"I Just Love To Kill" - The Story Of Joseph Kallinger


Joseph Kallinger, originally named Joseph Lee Brenner, was an American serial killer.

He was responsible for murdering three individuals and torturing four families. 

Infact, he committed his final crimes with the assistance of his 12-year-old son, Michael.


Joseph Kallinger was born on December 11, 1935, in Philadelphia, Pennsylvania. 

He was the son of Joseph Lee Brenner Jr. and his wife, Judith.

After his father abandoned his mother, he was placed in foster care in 1937.

On October 15, 1939, he was adopted by Austrian immigrants Stephen and Anna Kallinger.

He was severly abused by both of his adoptive parents.

Joseph suffered a hernia inflicted by his adoptive father when he was just six years old.

The punishments Joseph Kallinger endured included kneeling on jagged rocks, being locked inside closets, and consuming feces.

He also suffered from self-injury, burns from irons, whippings with belts, and starvation.

When he was nine, he was sexually assaulted by a group of neighborhood boys.

As a child, Kallinger often clashed with his teachers and adoptive parents.




When Kallinger was 15, he started dating a girl named Hilda Bergman.

His parents advised him not to see her.

However, he married her and even had two children with her.

She eventually left him due to domestic violence.

Joseph Kallinger remarried on April 20, 1958, and had five children with his second wife.

He was extremely abusive toward his family. 

He often inflicted the same punishments on them that he had endured from his adoptive parents.

Throughout the next decade, Joseph Kallinger spent time in and out of mental institutions due to amnesia. 
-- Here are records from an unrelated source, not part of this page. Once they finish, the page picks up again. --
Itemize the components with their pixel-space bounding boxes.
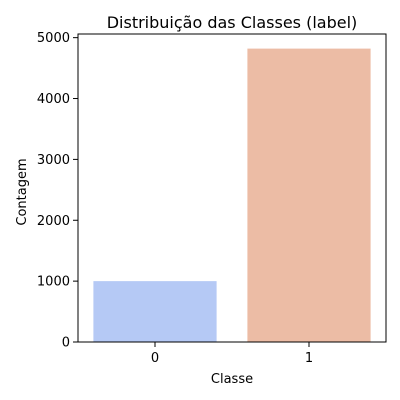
bars-group [93, 48, 371, 342]
y-axis-title: Contagem [15, 158, 30, 225]
y-tick-label: 1000 [37, 275, 70, 290]
bar-0 [93, 281, 217, 342]
y-tick-label: 3000 [37, 153, 70, 168]
x-tick-label: 0 [151, 351, 159, 366]
y-tick-label: 2000 [37, 214, 70, 229]
chart-title: Distribuição das Classes (label) [107, 13, 358, 32]
y-axis-ticks: 0 1000 2000 3000 4000 5000 [37, 31, 78, 351]
y-tick-label: 4000 [37, 92, 70, 107]
y-tick-label: 0 [62, 336, 70, 351]
y-tick-label: 5000 [37, 31, 70, 46]
x-tick-label: 1 [305, 351, 313, 366]
x-axis-title: Classe [211, 372, 253, 387]
bar-1 [247, 48, 371, 342]
plot-frame [77, 33, 387, 343]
Aditionally, he was diagnosed with paranoid schizophrenia.

State psychiatrists recommended that he be monitored while living with his family.

Joseph Kallinger house today ( source - New York Post)


Beginning in November 1974, Joseph Kallinger and his 12-year-old son Michael embarked on a crime spree. 

This spree spanned across Philadelphia, Baltimore, and New Jersey.

Over the next six weeks, they robbed, assaulted, and sexually abused four families. 

They gained entrance to each house by pretending to be salesmen.

They used a pistol and a knife to overpower their victims

This crime spree culminated in the murder of 21-year-old nurse Maria Fasching.

When she refused to follow Kallinger's orders he responded by stabbing her in the neck and back. 

Joseph Kallinger was arrested and imprisoned in 1972 after his children reported him to the police.

The children later recanted their allegations.

Two years later, one of his children, Joseph Jr., was found dead in an abandoned construction building. 

This discovery occurred just two weeks after Kallinger had taken out a large life insurance policy on his sons.

Joseph Kallinger claimed that Joseph Jr. had run away from home.

However, the insurance company suspected foul play and refused to pay out the claim.


Joseph Kallinger and his son Micheal were arrested on kidnapping and rape charges. 

Kallinger was eventually charged with three counts of murder for his son Joseph Jr, Maria Fasching, and a neighborhood boy.

Kallinger pleaded insanity, claiming God had told him to kill.

He was found sane and sentenced to life in prison on October 14, 1976. 

Michael, meanwhile, was judged to be under his father's control. 

He was sentenced to a reformatory. 

Upon his release at 21, he moved out of state and changed his name. 

While in prison, Joseph Kallinger made several suicide attempts, including attempting to set himself on fire. 

Because of his suicidal and violent behavior, he was transferred to a mental hospital in Trenton, New Jersey. 

He was then transferred to a mental hospital in Philadelphia on May 18, 1979.

He spent the last 11 years of his life on suicide watch.

On March 26, 1996, Joseph Kallinger passed away from heart failure. 

His death contributed to a safer world by eliminating one serial killer and threat to the community.